Titre original: | Des poupées et des anges |
Réalisateur: | Nora Hamdi |
Sortie: | Cinéma |
Durée: | 102 minutes |
Date: | 25 juin 2008 |
Note: | |
Depuis qu'elle a quatorze ans, son père ne regarde plus Cherine de la même façon. Auparavant sa fille préférée, elle met désormais son corps de jeune femme en valeur d'une manière qui déplaît fortement à cet homme violent. De ce mutisme qui dure depuis quatre ans, toute la famille trinque. Surtout Lya, la soeur cadette, qui a trouvé dans les sports de combat sa façon personnelle d'exorciser les pressions et les coups qu'elle subit chez elle.
Critique de Tootpadu
Ce premier film, l'adaptation d'un roman par son auteur, souffre d'une lacune majeure, qui affaiblit considérablement les quelques éléments prometteurs qu'il contient. La fuite de ces deux filles de leur foyer et de leur cité prend en effet comme point de départ la haine de leur père, peu importe qu'elle s'exprime par l'opposition violente ou par le deuil désespéré de la perte de l'attention. Cette figure paternelle, bornée et violente, se trouve par conséquent au point névralgique du film. C'est à partir d'elle que les femmes de l'histoire prennent position. Et c'est du poids de culpabilité ou d'autorité qu'elle dégage, qu'elles devront s'affranchir. Le choix de Samy Naceri pour interpréter ce rôle secondaire, mais crucial, s'avère alors plus que préjudiciable.

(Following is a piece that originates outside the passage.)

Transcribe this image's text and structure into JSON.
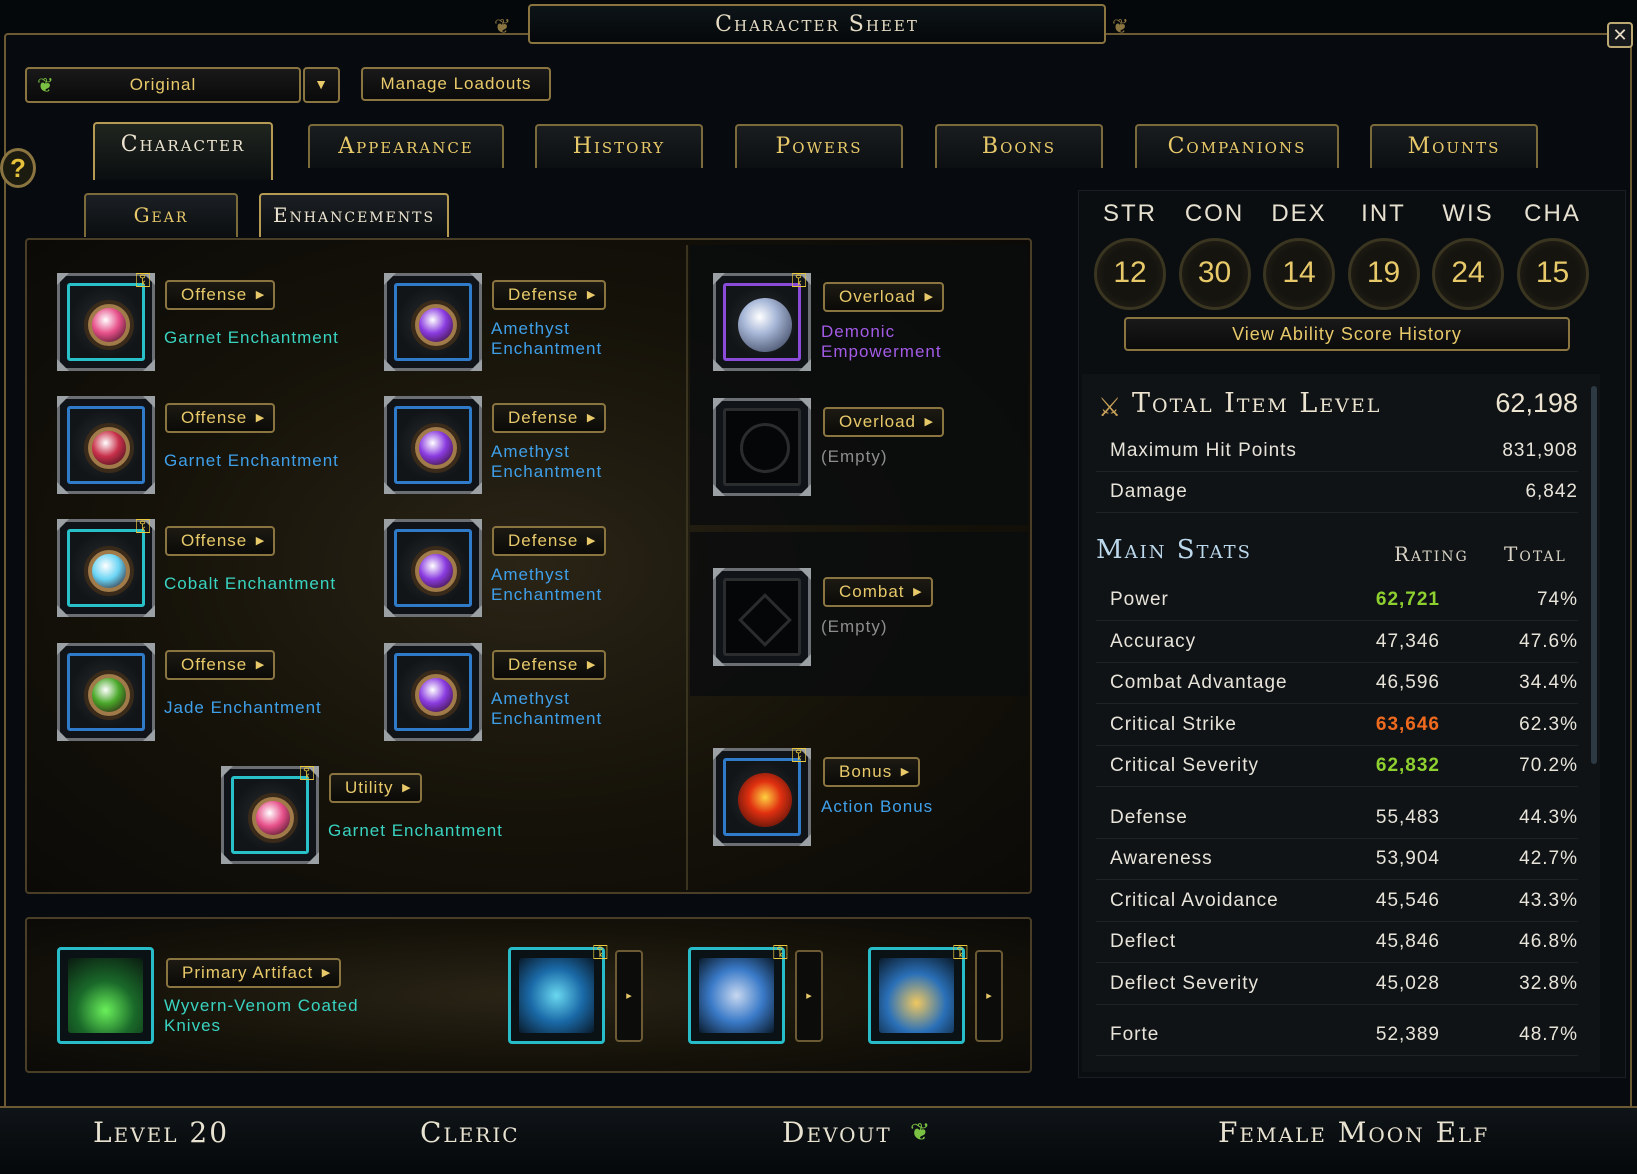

En dehors de la série des Taxi et de sa vie privée criminelle, amplement relayée dans les médias, Naceri n'a fait que très rarement preuve de son talent dramatique. On lui accorderait au mieux ses prestations dans Nid de guêpes, La Mentale et Indigènes pour asseoir sa légitimité de comédien. Ici, il n'est clairement pas à la hauteur d'un rôle, qui requiert à la fois de la violence aveugle et une mise en question très progressive. Pour incarner crédiblement ce personnage, peut-être au fond le plus malheureux dans l'histoire, à cause de son incapacité de tenir convenablement sa famille et de la haine qu'il essuye en retour de ses actes méprisables, il manque la carrure et la maturité à Naceri. D'une apparence trop jeune, trop soignée et trop superficielle pour être un père ouvrier colérique et borné, Naceri n'arrive à aucun moment à s'approprier réellement ce rôle, pourtant pas extraordinaire. De ce manque d'authenticité et de crédibilité, toute la construction du film pâtit douloureusement.
Nora Hamdi n'a pas été plus heureuse dans la sélection de ses autres comédiens confirmés. Samuel Le Bihan et Fejria Deliba sont toujours à deux doigts du cabotinage, au lieu d'habiter solidement leur personnage. Heureusement, les deux héroïnes s'en sortent infiniment mieux ! La rage de Leïla Bekhti est palpable, notamment dans ses monologues furieux, sous forme de slam, sur le toit de son immeuble. Et la beauté incontestable de Karina Testa n'ignore nullement le dilemme social et émotionnel, qui fait souffrir cette adolescente dans le corps d'une femme ravissante.
Grâce à ces deux révélations tout à fait remarquables, le film arrive à se libérer de ses contraintes formelles. Le rythme narratif n'est ainsi pas le fort de Nora Hamdi, particulièrement maladroite dans les transitions elliptiques. Mais la lourdeur et le manque de naturel de certaines répliques sont plutôt rattrapés par un regard sans préjugés sur la vie en cité. S'il ne fallait retenir qu'une chose de Des poupées et des anges, comme il vaut en effet mieux oublier ses nombreux défauts précités, ce serait qu'il permet de voir une génération, émergeant de la banlieue défavorisée, sans oeillères, ni misérabilisme, ni condescendance.